His wife is another daughter of spinning. María Choque —48, caramel skin, ebony hair— says that as a child she did not have toys, but rather a mother who she watched knit all day. With chopsticks she knitted vests, hats and socks.
At 14 he stood out in ponchos, aguayos and the jewel in the crown, his “aksu”as traditional Aymara clothing is known.
“My suit is part of me”he says as if he wanted to throw away his jeans and jacket to run and put on his chocolate-colored wool suit. “It is part of our life, of the body, of our experience.”
In her small house in Colchane, where the hills and roads seem painted in chalk, María Choque keeps a treasure chest.
“I have pieces of my grandmother that she wove,” He says as he opens a small plastic box and his brown hands take fabrics that keep the wisdom of the centuries. “She told me: ‘Look, it’s the claw of the puma, the path of the snake.’”
Now, says María Choque with the words muffled, there are those who make tremendous drawings with tremendous colors, but nothing has history or identity.
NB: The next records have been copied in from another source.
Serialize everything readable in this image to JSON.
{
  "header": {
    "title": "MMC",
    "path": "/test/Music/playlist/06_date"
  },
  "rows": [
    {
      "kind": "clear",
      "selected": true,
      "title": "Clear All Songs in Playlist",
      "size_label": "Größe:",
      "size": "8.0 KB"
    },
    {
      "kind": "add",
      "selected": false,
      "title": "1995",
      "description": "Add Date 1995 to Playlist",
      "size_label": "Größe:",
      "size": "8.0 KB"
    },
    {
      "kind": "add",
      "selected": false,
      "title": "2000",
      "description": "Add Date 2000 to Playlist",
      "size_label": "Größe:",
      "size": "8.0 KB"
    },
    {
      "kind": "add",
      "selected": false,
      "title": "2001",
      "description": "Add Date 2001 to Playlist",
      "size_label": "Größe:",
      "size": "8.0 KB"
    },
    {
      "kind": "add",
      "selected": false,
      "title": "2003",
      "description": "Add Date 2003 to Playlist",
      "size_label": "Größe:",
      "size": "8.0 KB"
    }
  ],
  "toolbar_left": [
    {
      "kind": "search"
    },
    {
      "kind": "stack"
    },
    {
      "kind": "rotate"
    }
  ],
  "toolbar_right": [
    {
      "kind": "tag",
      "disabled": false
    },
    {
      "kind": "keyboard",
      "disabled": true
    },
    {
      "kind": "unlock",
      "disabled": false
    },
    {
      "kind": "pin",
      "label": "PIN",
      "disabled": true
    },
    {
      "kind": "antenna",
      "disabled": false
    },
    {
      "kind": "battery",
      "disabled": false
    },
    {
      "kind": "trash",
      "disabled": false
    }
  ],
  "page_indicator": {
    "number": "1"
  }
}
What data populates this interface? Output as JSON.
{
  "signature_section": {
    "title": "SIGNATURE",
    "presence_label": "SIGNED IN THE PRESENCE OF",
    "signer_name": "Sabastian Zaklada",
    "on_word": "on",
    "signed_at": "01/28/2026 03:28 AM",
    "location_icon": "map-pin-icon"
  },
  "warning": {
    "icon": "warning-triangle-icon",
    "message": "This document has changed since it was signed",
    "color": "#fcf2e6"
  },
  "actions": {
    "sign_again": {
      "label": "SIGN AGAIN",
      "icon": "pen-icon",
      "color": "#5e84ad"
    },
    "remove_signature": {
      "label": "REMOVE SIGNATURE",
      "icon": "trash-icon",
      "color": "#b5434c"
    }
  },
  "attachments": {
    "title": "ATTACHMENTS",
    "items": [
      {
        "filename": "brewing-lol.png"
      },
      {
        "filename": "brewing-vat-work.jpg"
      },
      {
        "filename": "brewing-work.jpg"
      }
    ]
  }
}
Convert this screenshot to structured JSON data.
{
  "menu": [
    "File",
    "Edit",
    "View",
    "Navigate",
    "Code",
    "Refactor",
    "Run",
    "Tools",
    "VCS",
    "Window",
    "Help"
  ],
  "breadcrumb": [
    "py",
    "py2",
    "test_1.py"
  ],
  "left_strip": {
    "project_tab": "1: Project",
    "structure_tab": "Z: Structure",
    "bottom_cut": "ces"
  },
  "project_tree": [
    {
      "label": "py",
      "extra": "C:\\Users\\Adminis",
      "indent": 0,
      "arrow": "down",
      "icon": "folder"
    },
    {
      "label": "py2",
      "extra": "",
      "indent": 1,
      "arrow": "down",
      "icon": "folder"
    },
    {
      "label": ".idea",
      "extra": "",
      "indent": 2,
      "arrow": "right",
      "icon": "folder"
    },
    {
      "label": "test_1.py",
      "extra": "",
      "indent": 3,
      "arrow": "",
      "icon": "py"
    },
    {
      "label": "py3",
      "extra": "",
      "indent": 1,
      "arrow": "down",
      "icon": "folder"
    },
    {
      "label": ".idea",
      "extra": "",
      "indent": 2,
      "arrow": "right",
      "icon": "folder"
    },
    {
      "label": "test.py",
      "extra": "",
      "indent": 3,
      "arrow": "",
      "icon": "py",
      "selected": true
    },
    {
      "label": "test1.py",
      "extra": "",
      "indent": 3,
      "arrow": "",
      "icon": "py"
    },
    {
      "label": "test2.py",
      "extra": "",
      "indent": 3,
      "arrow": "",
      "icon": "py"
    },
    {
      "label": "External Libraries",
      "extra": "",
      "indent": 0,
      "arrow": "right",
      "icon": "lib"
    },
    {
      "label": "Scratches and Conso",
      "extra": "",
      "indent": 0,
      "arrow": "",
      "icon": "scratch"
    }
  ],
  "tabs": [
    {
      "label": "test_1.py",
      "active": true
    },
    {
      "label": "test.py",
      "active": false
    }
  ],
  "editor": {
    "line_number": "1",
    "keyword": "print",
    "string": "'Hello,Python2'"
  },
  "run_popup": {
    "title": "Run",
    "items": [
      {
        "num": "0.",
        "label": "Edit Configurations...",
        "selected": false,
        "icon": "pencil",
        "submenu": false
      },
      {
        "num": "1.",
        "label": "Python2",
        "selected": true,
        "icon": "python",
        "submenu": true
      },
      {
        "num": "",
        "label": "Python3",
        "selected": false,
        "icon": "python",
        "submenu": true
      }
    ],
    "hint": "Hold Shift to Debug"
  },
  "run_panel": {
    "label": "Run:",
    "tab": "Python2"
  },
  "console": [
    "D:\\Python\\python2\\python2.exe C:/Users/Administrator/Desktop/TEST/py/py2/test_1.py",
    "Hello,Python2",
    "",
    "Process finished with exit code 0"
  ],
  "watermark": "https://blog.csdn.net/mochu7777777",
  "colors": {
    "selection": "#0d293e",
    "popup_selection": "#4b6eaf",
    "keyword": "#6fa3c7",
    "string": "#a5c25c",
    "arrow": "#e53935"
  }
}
They are empty threads.
“What do they say?”he asks. “No one can read them.”
Source: AP
Source: Gestion

Ricardo is a renowned author and journalist, known for his exceptional writing on top-news stories. He currently works as a writer at the 247 News Agency, where he is known for his ability to deliver breaking news and insightful analysis on the most pressing issues of the day.